Actualisé 28.01.2009 à 05:25

USA

Obama se heurte à la résistance des républicains

Le président américain Barack Obama a tenté mardi de rallier ses adversaires républicains à un vaste plan de relance en invoquant la gravité de la situation économique.

Mais il s'est heurté à la résistance de ses adversaires.

M. Obama s'est rendu personnellement au Congrès pour la première fois depuis son investiture. Il y a plaidé longtemps auprès des parlementaires républicains la cause d'un plan de plus de 800 milliards de dollars, censé sauver ou créer trois ou quatre millions d'emplois.

Il a dit «l'urgence» de la situation, et a appelé les républicains à «mettre la politique de côté», alors que la Chambre des représentants devait voter mercredi sur le plan. «Le principal message que j'ai, c'est que les statistiques soulignent tous les jours l'urgence de la situation économique. Les Américains attendent de nous que nous agissions», a-t-il martelé.

Mais le chef de file républicain à la Chambre des représentants, John Boehner a affirmé qu'»il serait irresponsable de transmettre une dette aussi massive à nos enfants et nos petits-enfants, pour lesquels les républicains continueront à se battre».

M. Obama, qui peut compter sur une majorité démocrate dans les deux chambres, peut pour ainsi dire se passer des voix des républicains pour, comme il le voudrait, faire approuver le plan d'ici au 16 février. Mais il veut obtenir le soutien le plus large possible, en guise de caution politique pour un plan dont la réussite n'est pas garantie.

Hostiles par nature à l'intervention étatique, les républicains s'alarment du coût d'un plan qui se chiffre désormais à 887 milliards de dollars, après adoption mardi en commission des finances d'une enveloppe de 522 milliards de dépenses et de réductions d'impôts. Cette enveloppe s'ajoutera à celle de 365,6 milliards déjà adoptée par la commission des finances chargée des affectations de fonds.

Ce plan global sera soumis au vote du Sénat dans les prochains jours. Il consiste en allègements fiscaux pour un tiers environ, en dépenses de travaux publics, en aides aux gouvernements locaux ou en mesures sociales pour le reste.

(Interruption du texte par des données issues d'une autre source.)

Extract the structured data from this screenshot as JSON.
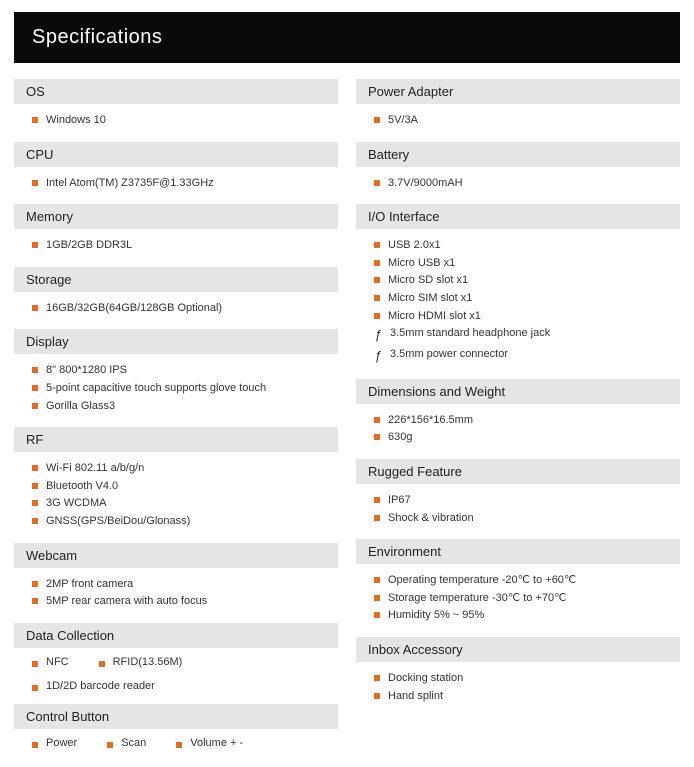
{
  "title": "Specifications",
  "colors": {
    "title_bg": "#0a0a0a",
    "title_fg": "#ffffff",
    "section_bg": "#e5e5e5",
    "bullet": "#e86a1e",
    "text": "#333333"
  },
  "left": [
    {
      "header": "OS",
      "items": [
        {
          "text": "Windows 10"
        }
      ]
    },
    {
      "header": "CPU",
      "items": [
        {
          "text": "Intel Atom(TM) Z3735F@1.33GHz"
        }
      ]
    },
    {
      "header": "Memory",
      "items": [
        {
          "text": "1GB/2GB DDR3L"
        }
      ]
    },
    {
      "header": "Storage",
      "items": [
        {
          "text": "16GB/32GB(64GB/128GB Optional)"
        }
      ]
    },
    {
      "header": "Display",
      "items": [
        {
          "text": "8\" 800*1280 IPS"
        },
        {
          "text": "5-point capacitive touch supports glove touch"
        },
        {
          "text": "Gorilla Glass3"
        }
      ]
    },
    {
      "header": "RF",
      "items": [
        {
          "text": "Wi-Fi 802.11 a/b/g/n"
        },
        {
          "text": "Bluetooth V4.0"
        },
        {
          "text": "3G WCDMA"
        },
        {
          "text": "GNSS(GPS/BeiDou/Glonass)"
        }
      ]
    },
    {
      "header": "Webcam",
      "items": [
        {
          "text": "2MP front camera"
        },
        {
          "text": "5MP rear camera with auto focus"
        }
      ]
    },
    {
      "header": "Data Collection",
      "inline": true,
      "rows": [
        [
          {
            "text": "NFC"
          },
          {
            "text": "RFID(13.56M)"
          }
        ],
        [
          {
            "text": "1D/2D barcode reader"
          }
        ]
      ]
    },
    {
      "header": "Control Button",
      "inline": true,
      "rows": [
        [
          {
            "text": "Power"
          },
          {
            "text": "Scan"
          },
          {
            "text": "Volume + -"
          }
        ]
      ]
    }
  ],
  "right": [
    {
      "header": "Power Adapter",
      "items": [
        {
          "text": "5V/3A"
        }
      ]
    },
    {
      "header": "Battery",
      "items": [
        {
          "text": "3.7V/9000mAH"
        }
      ]
    },
    {
      "header": "I/O Interface",
      "items": [
        {
          "text": "USB 2.0x1"
        },
        {
          "text": "Micro USB x1"
        },
        {
          "text": "Micro SD slot x1"
        },
        {
          "text": "Micro SIM slot x1"
        },
        {
          "text": "Micro HDMI slot x1"
        },
        {
          "text": "3.5mm standard headphone jack",
          "bulletStyle": "curly"
        },
        {
          "text": "3.5mm power connector",
          "bulletStyle": "curly"
        }
      ]
    },
    {
      "header": "Dimensions and Weight",
      "items": [
        {
          "text": "226*156*16.5mm"
        },
        {
          "text": "630g"
        }
      ]
    },
    {
      "header": "Rugged Feature",
      "items": [
        {
          "text": "IP67"
        },
        {
          "text": "Shock & vibration"
        }
      ]
    },
    {
      "header": "Environment",
      "items": [
        {
          "text": "Operating temperature -20℃ to +60℃"
        },
        {
          "text": "Storage temperature -30℃ to +70℃"
        },
        {
          "text": "Humidity 5% ~ 95%"
        }
      ]
    },
    {
      "header": "Inbox Accessory",
      "items": [
        {
          "text": "Docking station"
        },
        {
          "text": "Hand splint"
        }
      ]
    }
  ]
}
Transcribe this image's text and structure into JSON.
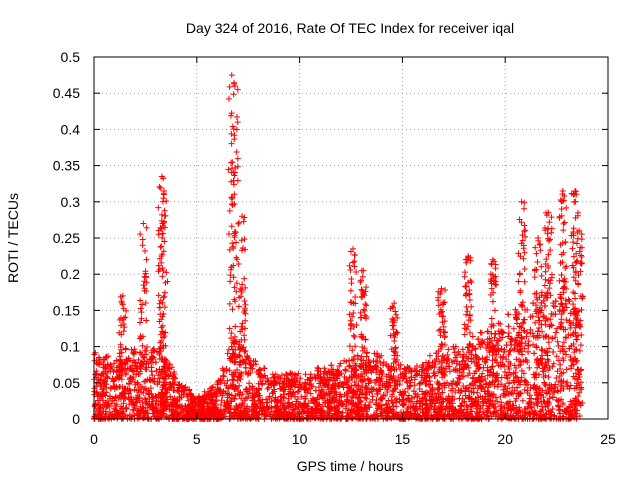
{
  "chart_data": {
    "type": "scatter",
    "title": "Day 324 of 2016, Rate Of TEC Index for receiver iqal",
    "xlabel": "GPS time / hours",
    "ylabel": "ROTI / TECUs",
    "xlim": [
      0,
      25
    ],
    "ylim": [
      0,
      0.5
    ],
    "x_ticks": [
      0,
      5,
      10,
      15,
      20,
      25
    ],
    "y_ticks": [
      0,
      0.05,
      0.1,
      0.15,
      0.2,
      0.25,
      0.3,
      0.35,
      0.4,
      0.45,
      0.5
    ],
    "grid": true,
    "marker": "+",
    "series_color": "#ff0000",
    "baseline_profile": [
      [
        0,
        0.06
      ],
      [
        0.5,
        0.06
      ],
      [
        1,
        0.05
      ],
      [
        2,
        0.07
      ],
      [
        3,
        0.07
      ],
      [
        4,
        0.04
      ],
      [
        5,
        0.02
      ],
      [
        6,
        0.03
      ],
      [
        6.8,
        0.08
      ],
      [
        7.5,
        0.06
      ],
      [
        8.5,
        0.04
      ],
      [
        10,
        0.04
      ],
      [
        12,
        0.05
      ],
      [
        13.5,
        0.06
      ],
      [
        15,
        0.05
      ],
      [
        17,
        0.06
      ],
      [
        18,
        0.07
      ],
      [
        19,
        0.08
      ],
      [
        20,
        0.09
      ],
      [
        21,
        0.1
      ],
      [
        22,
        0.12
      ],
      [
        23,
        0.12
      ],
      [
        23.7,
        0.1
      ]
    ],
    "peaks": [
      {
        "x": 1.4,
        "y": 0.17
      },
      {
        "x": 2.4,
        "y": 0.27
      },
      {
        "x": 3.3,
        "y": 0.335
      },
      {
        "x": 3.4,
        "y": 0.31
      },
      {
        "x": 6.7,
        "y": 0.475
      },
      {
        "x": 6.85,
        "y": 0.46
      },
      {
        "x": 7.2,
        "y": 0.28
      },
      {
        "x": 12.6,
        "y": 0.235
      },
      {
        "x": 13.1,
        "y": 0.205
      },
      {
        "x": 14.6,
        "y": 0.16
      },
      {
        "x": 16.9,
        "y": 0.18
      },
      {
        "x": 18.2,
        "y": 0.225
      },
      {
        "x": 19.4,
        "y": 0.22
      },
      {
        "x": 20.8,
        "y": 0.3
      },
      {
        "x": 21.6,
        "y": 0.25
      },
      {
        "x": 22.1,
        "y": 0.285
      },
      {
        "x": 22.8,
        "y": 0.315
      },
      {
        "x": 23.4,
        "y": 0.315
      },
      {
        "x": 23.6,
        "y": 0.26
      }
    ],
    "x_range_data": [
      0,
      23.7
    ]
  }
}
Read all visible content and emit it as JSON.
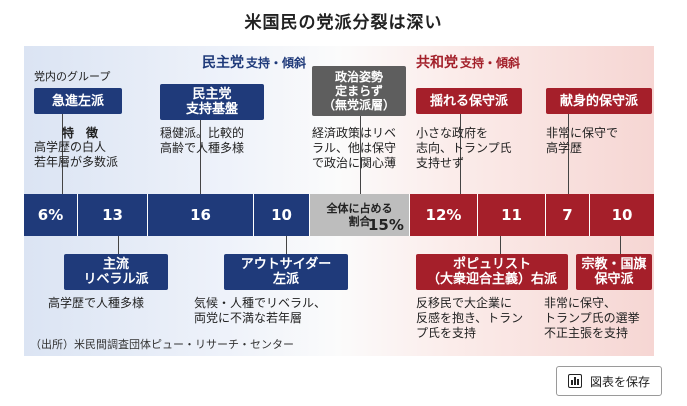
{
  "title": "米国民の党派分裂は深い",
  "parties": {
    "dem": {
      "name": "民主党",
      "sub": "支持・傾斜"
    },
    "rep": {
      "name": "共和党",
      "sub": "支持・傾斜"
    }
  },
  "group_header": "党内のグループ",
  "tokucho_label": "特　徴",
  "groups": {
    "kyushin": {
      "label": "急進左派",
      "desc": "高学歴の白人\n若年層が多数派"
    },
    "shuryu": {
      "label": "主流\nリベラル派",
      "desc": "高学歴で人種多様"
    },
    "kiban": {
      "label": "民主党\n支持基盤",
      "desc": "穏健派。比較的\n高齢で人種多様"
    },
    "outsider": {
      "label": "アウトサイダー\n左派",
      "desc": "気候・人種でリベラル、\n両党に不満な若年層"
    },
    "undecided": {
      "label": "政治姿勢\n定まらず\n（無党派層）",
      "desc": "経済政策はリベ\nラル、他は保守\nで政治に関心薄"
    },
    "yureru": {
      "label": "揺れる保守派",
      "desc": "小さな政府を\n志向、トランプ氏\n支持せず"
    },
    "populist": {
      "label": "ポピュリスト\n（大衆迎合主義）右派",
      "desc": "反移民で大企業に\n反感を抱き、トラン\nプ氏を支持"
    },
    "kenshin": {
      "label": "献身的保守派",
      "desc": "非常に保守で\n高学歴"
    },
    "shukyo": {
      "label": "宗教・国旗\n保守派",
      "desc": "非常に保守、\nトランプ氏の選挙\n不正主張を支持"
    }
  },
  "bar": {
    "kyushin": "6%",
    "shuryu": "13",
    "kiban": "16",
    "outsider": "10",
    "neutral_caption": "全体に占める\n割合",
    "neutral_value": "15%",
    "yureru": "12%",
    "populist": "11",
    "kenshin": "7",
    "shukyo": "10"
  },
  "source": "（出所）米民間調査団体ピュー・リサーチ・センター",
  "save_button": "図表を保存",
  "colors": {
    "dem": "#1f3a7a",
    "rep": "#a51f2a",
    "neutral": "#bdbdbd"
  }
}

Les républicains veulent plus d'allègements fiscaux pour les entreprises. Ils contestent que les mesures prévues stimulent rapidement et efficacement l'économie.

A huis clos, M. Obama aurait dit aux républicains partager leurs inquiétudes quant à l'aggravation d'un déficit budgétaire, qui semble déjà voué à dépasser les mille milliards de dollars, sans compter le plan de relance. «Je serai jugé sur ce que je laisserai à la postérité», a-t-il dit selon un participant. (ap)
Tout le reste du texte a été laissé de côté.